Pero también es el espejo de cómo son aquellos que lo miran . El cruel mirará con crueldad el rostro ajeno, el mezquino lo hará con mezquindad y el generoso sabrá ver desde su generosidad aquello que se presente ante su mirada.
Es así entonces que Madonna nos pone de alguna forma frente a nosotros mismos. Hay un cierto regodeo de muchos al ver que quien parecía una deidad “sucumbe” de manera quizás fallida ante el eterno tema del paso del tiempo y la finitud que nos iguala.
Esa es la crueldad de la idolatría que se disfraza de amor y lejos está de serlo, porque acepta al ídolo mientras este no muestre su humanidad, tal como lo ha hecho días atrás una Madonna que, como todos, hace lo que puede con el paso del tiempo ya sin el refugio del disfraz de diosa omnipotente.

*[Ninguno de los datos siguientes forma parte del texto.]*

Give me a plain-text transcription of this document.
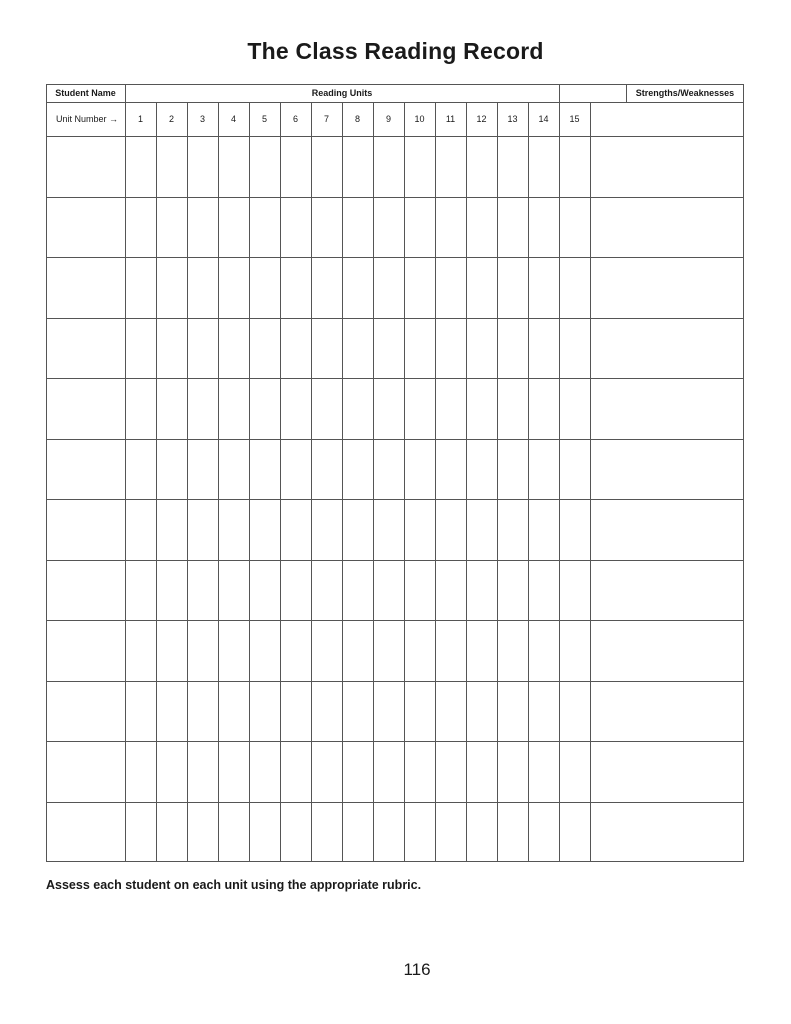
The Class Reading Record
Student Name	Reading Units	Strengths/Weaknesses
Unit Number →	1	2	3	4	5	6	7	8	9	10	11	12	13	14	15
Assess each student on each unit using the appropriate rubric.
116
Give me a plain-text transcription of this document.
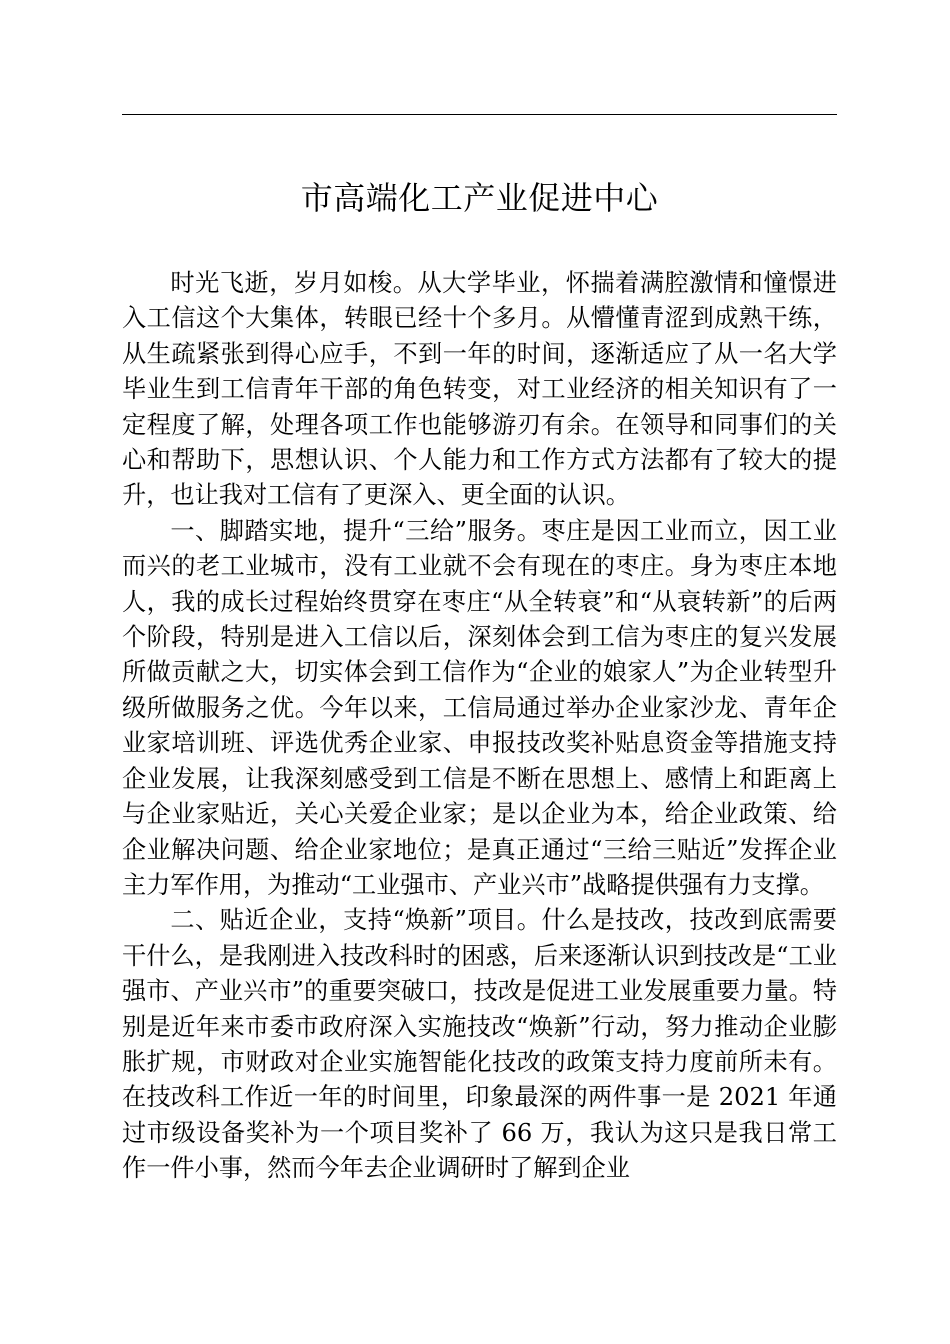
市高端化工产业促进中心

时光飞逝，岁月如梭。从大学毕业，怀揣着满腔激情和憧憬进入工信这个大集体，转眼已经十个多月。从懵懂青涩到成熟干练，从生疏紧张到得心应手，不到一年的时间，逐渐适应了从一名大学毕业生到工信青年干部的角色转变，对工业经济的相关知识有了一定程度了解，处理各项工作也能够游刃有余。在领导和同事们的关心和帮助下，思想认识、个人能力和工作方式方法都有了较大的提升，也让我对工信有了更深入、更全面的认识。

一、脚踏实地，提升“三给”服务。枣庄是因工业而立，因工业而兴的老工业城市，没有工业就不会有现在的枣庄。身为枣庄本地人，我的成长过程始终贯穿在枣庄“从全转衰”和“从衰转新”的后两个阶段，特别是进入工信以后，深刻体会到工信为枣庄的复兴发展所做贡献之大，切实体会到工信作为“企业的娘家人”为企业转型升级所做服务之优。今年以来，工信局通过举办企业家沙龙、青年企业家培训班、评选优秀企业家、申报技改奖补贴息资金等措施支持企业发展，让我深刻感受到工信是不断在思想上、感情上和距离上与企业家贴近，关心关爱企业家；是以企业为本，给企业政策、给企业解决问题、给企业家地位；是真正通过“三给三贴近”发挥企业主力军作用，为推动“工业强市、产业兴市”战略提供强有力支撑。

二、贴近企业，支持“焕新”项目。什么是技改，技改到底需要干什么，是我刚进入技改科时的困惑，后来逐渐认识到技改是“工业强市、产业兴市”的重要突破口，技改是促进工业发展重要力量。特别是近年来市委市政府深入实施技改“焕新”行动，努力推动企业膨胀扩规，市财政对企业实施智能化技改的政策支持力度前所未有。在技改科工作近一年的时间里，印象最深的两件事一是 2021 年通过市级设备奖补为一个项目奖补了 66 万，我认为这只是我日常工作一件小事，然而今年去企业调研时了解到企业
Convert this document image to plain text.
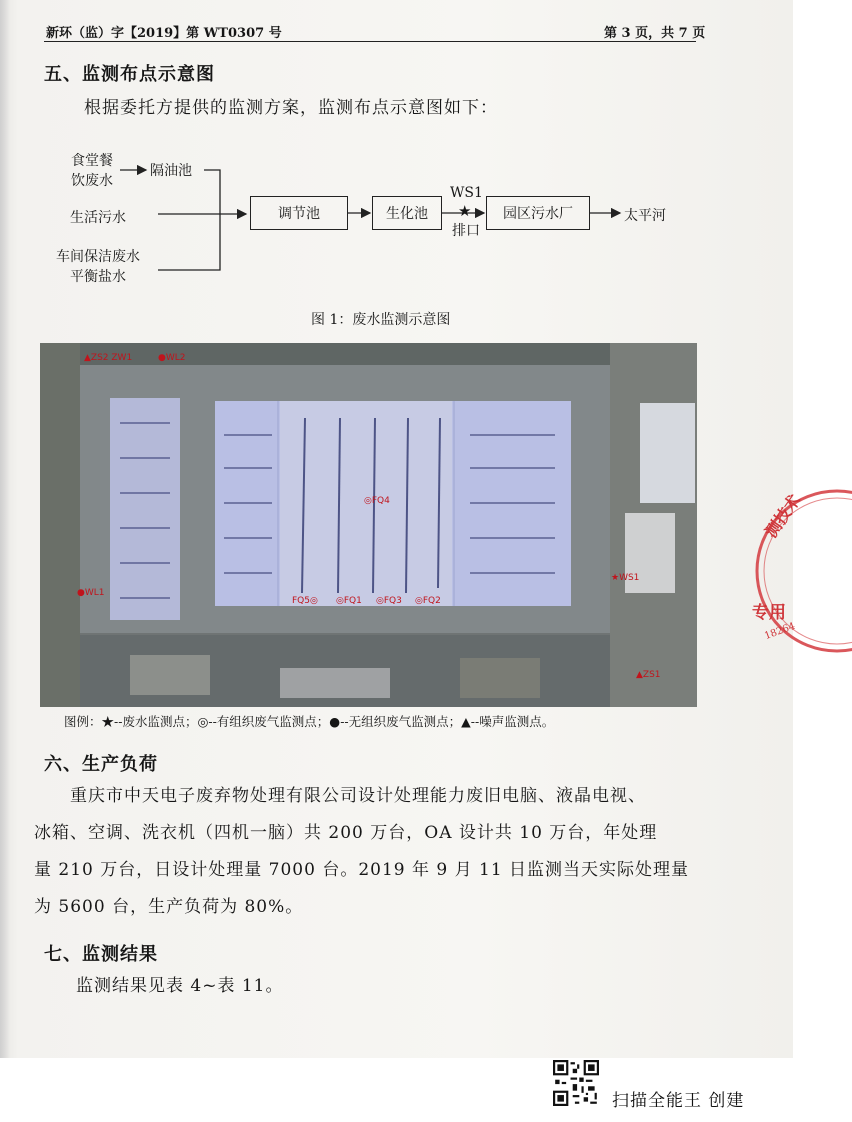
新环（监）字【2019】第 WT0307 号	第 3 页，共 7 页
五、监测布点示意图
根据委托方提供的监测方案，监测布点示意图如下：
食堂餐
饮废水
隔油池
生活污水
车间保洁废水
平衡盐水
调节池	生化池
WS1
★
排口
园区污水厂	太平河
图 1：废水监测示意图
▲ZS2 ZW1	●WL2
◎FQ4
FQ5◎ ◎FQ1 ◎FQ3 ◎FQ2
★WS1
●WL1
▲ZS1
图例：★--废水监测点；◎--有组织废气监测点；●--无组织废气监测点；▲--噪声监测点。
六、生产负荷
重庆市中天电子废弃物处理有限公司设计处理能力废旧电脑、液晶电视、
冰箱、空调、洗衣机（四机一脑）共 200 万台，OA 设计共 10 万台，年处理
量 210 万台，日设计处理量 7000 台。2019 年 9 月 11 日监测当天实际处理量
为 5600 台，生产负荷为 80%。
七、监测结果
监测结果见表 4~表 11。
测技术
专用
18264
扫描全能王 创建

Sabemos que es bueno abrevar en un amor incondicional que no requiere ni que seamos jóvenes por siempre ni que debamos andar borrando huellas de la vida para cambiarlas por una máscara que solo muestra, como quizás en este caso, el miedo al desamor.
Es bueno poder decir o escuchar: “no te esfuerces tanto en complacer un ideal, te queremos así como sos, con el tiempo transcurrido incluido”. Es un alivio poder vivir el tiempo desde esa perspectiva, sin andar tratando de atrapar eternidades, editando cuerpos, caras, actitudes y demás.
Cosas peculiares de esta vida nuestra: en escenas aparentemente banales aparecen las cuestiones de siempre, entre ellas esa extraña envidia que le tenemos a los dioses eternos y el afán fallido de emularlos.
Posiblemente sea mejor transitar territorios más sosegados, apostando a que, si de eternidad estamos hablando, sea la eternidad del amor que hayamos sabido vivir siendo lo que somos, sin miedo a lo que el tiempo talle en nosotros. Así todo se vive con más serenidad y sin tantas exigencias por ser algo distinto de lo que somos. Esa serenidad se verá reflejada, sin dudas, en el rostro que los años nos vayan dibujando y, tal vez, sea esa, al fin de cuentas, la verdadera belleza.